Kommentar Ramelow-Urteil: Links und ohne Spitzel
Das Ramelow-Urteil ist kein Anlass zur Euphorie - es schützt nur einen Abgeordneten vor einem Geheimdienst. Doch es verstärkt den Druck auf Schäuble, Überwachung von Linken zu überdenken.
Mag sich der Linken-Fraktionsvize Bodo Ramelow auch über seinen "fulminanten Sieg" über das Bundesamt für Verfassungsschutz (BfV) freuen - vor der Bespitzelung durch bundesrepublikanische Geheimdienste schützt Parlamentarier das Urteil des Oberverwaltungsgerichts nicht.
Zwar haben die Richter dem BfV die Beobachtung Ramelows untersagt, doch das Urteil gilt nur für dessen Person - und nur für diesen einen Geheimdienst. Ramelow wurde aber offenbar nicht nur vom Bundesamt und dem BND überwacht. Selbst der MAD habe Informationen über seine Person besessen, klagt der Spitzenkandidat der Linken in Thüringen wohl zu Recht. Möglich macht dies das Computersystem Nabis, mit dem alle deutschen Geheimdienste untereinander Informationen austauschen. Erfasst wurden dabei offenbar auch Informationen, die durch Bespitzelung gewonnen wurden: Mag das BfV auch beteuern, das Bundesinnenministerium habe ihm einen solchen V-Mann-Einsatz schon 1993 untersagt - auch Erkenntnisse von Spitzeln, die für Verfassungsschutzbehörden der Länder arbeiten, finden sich dank Nabis in Ramelows Akte beim Bundesamt. Um vor jeglicher Überwachung sicher zu sein, müsste sich ein Parlamentarier wie der Linke also nicht nur gegen das Bundesamt, den BND und den MAD, sondern auch gegen die Verfassungsschutzbehörden aller Länder durch die Instanzen klagen. Denn ein umfassendes Auskunftsrecht gegenüber den Schlapphüten haben nicht einmal Bundestagsabgeordnete: Eingesehen werden kann lediglich eine sogenannte Personenakte. Wenn aber ein Geheimdienst Informationen speichert, ohne eine solche Akte anzulegen, bleibt nur noch der Gerichtsweg.

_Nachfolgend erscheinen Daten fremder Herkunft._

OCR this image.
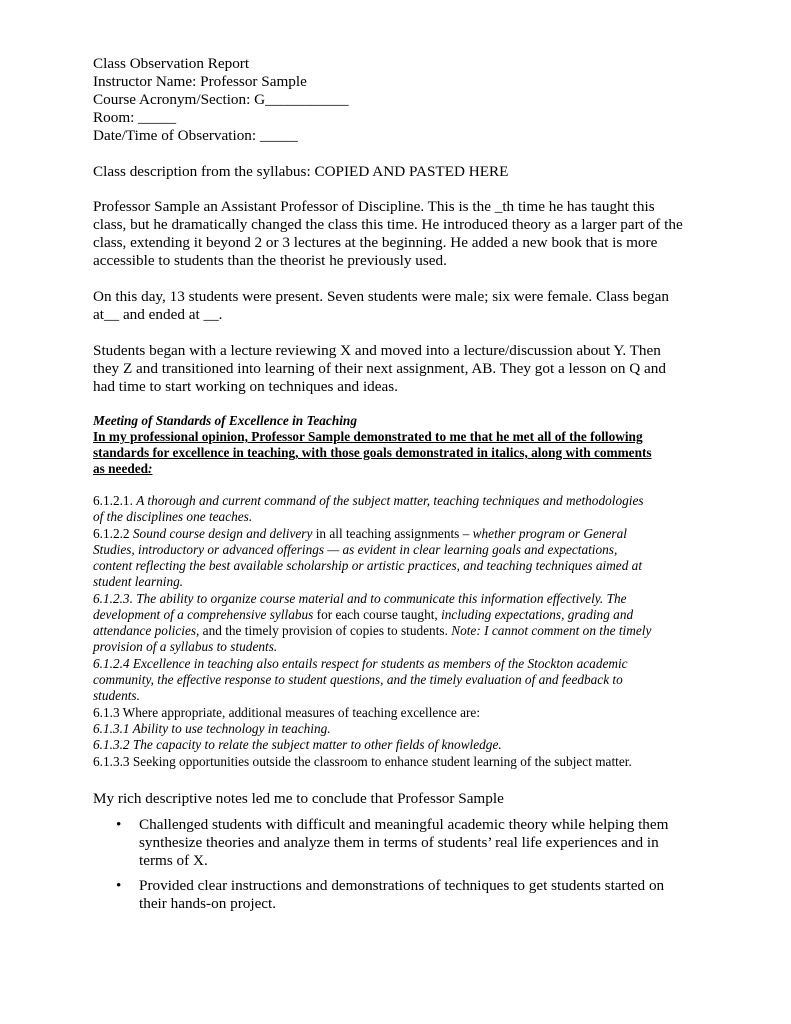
Class Observation Report
Instructor Name: Professor Sample
Course Acronym/Section: G___________
Room: _____
Date/Time of Observation: _____
Class description from the syllabus: COPIED AND PASTED HERE
Professor Sample an Assistant Professor of Discipline. This is the _th time he has taught this
class, but he dramatically changed the class this time. He introduced theory as a larger part of the
class, extending it beyond 2 or 3 lectures at the beginning. He added a new book that is more
accessible to students than the theorist he previously used.
On this day, 13 students were present. Seven students were male; six were female. Class began
at__ and ended at __.
Students began with a lecture reviewing X and moved into a lecture/discussion about Y. Then
they Z and transitioned into learning of their next assignment, AB. They got a lesson on Q and
had time to start working on techniques and ideas.
Meeting of Standards of Excellence in Teaching
In my professional opinion, Professor Sample demonstrated to me that he met all of the following
standards for excellence in teaching, with those goals demonstrated in italics, along with comments
as needed:
6.1.2.1. A thorough and current command of the subject matter, teaching techniques and methodologies
of the disciplines one teaches.
6.1.2.2 Sound course design and delivery in all teaching assignments – whether program or General
Studies, introductory or advanced offerings — as evident in clear learning goals and expectations,
content reflecting the best available scholarship or artistic practices, and teaching techniques aimed at
student learning.
6.1.2.3. The ability to organize course material and to communicate this information effectively. The
development of a comprehensive syllabus for each course taught, including expectations, grading and
attendance policies, and the timely provision of copies to students. Note: I cannot comment on the timely
provision of a syllabus to students.
6.1.2.4 Excellence in teaching also entails respect for students as members of the Stockton academic
community, the effective response to student questions, and the timely evaluation of and feedback to
students.
6.1.3 Where appropriate, additional measures of teaching excellence are:
6.1.3.1 Ability to use technology in teaching.
6.1.3.2 The capacity to relate the subject matter to other fields of knowledge.
6.1.3.3 Seeking opportunities outside the classroom to enhance student learning of the subject matter.
My rich descriptive notes led me to conclude that Professor Sample
• Challenged students with difficult and meaningful academic theory while helping them
synthesize theories and analyze them in terms of students’ real life experiences and in
terms of X.
• Provided clear instructions and demonstrations of techniques to get students started on
their hands-on project.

Parlamentarier brauchen ein umfassendes Informationsrecht gegenüber allen Geheimdiensten. Zu prüfen ist auch die pauschale Verdächtigung jedes Mitglieds der Linken als Verfassungsfeind - nicht umsonst klagen in Köln zwölf weitere Abgeordnete der Fraktion. Der Druck auf Innenminister Schäuble, die pauschale Überwachung der Linken zu beenden, wächst.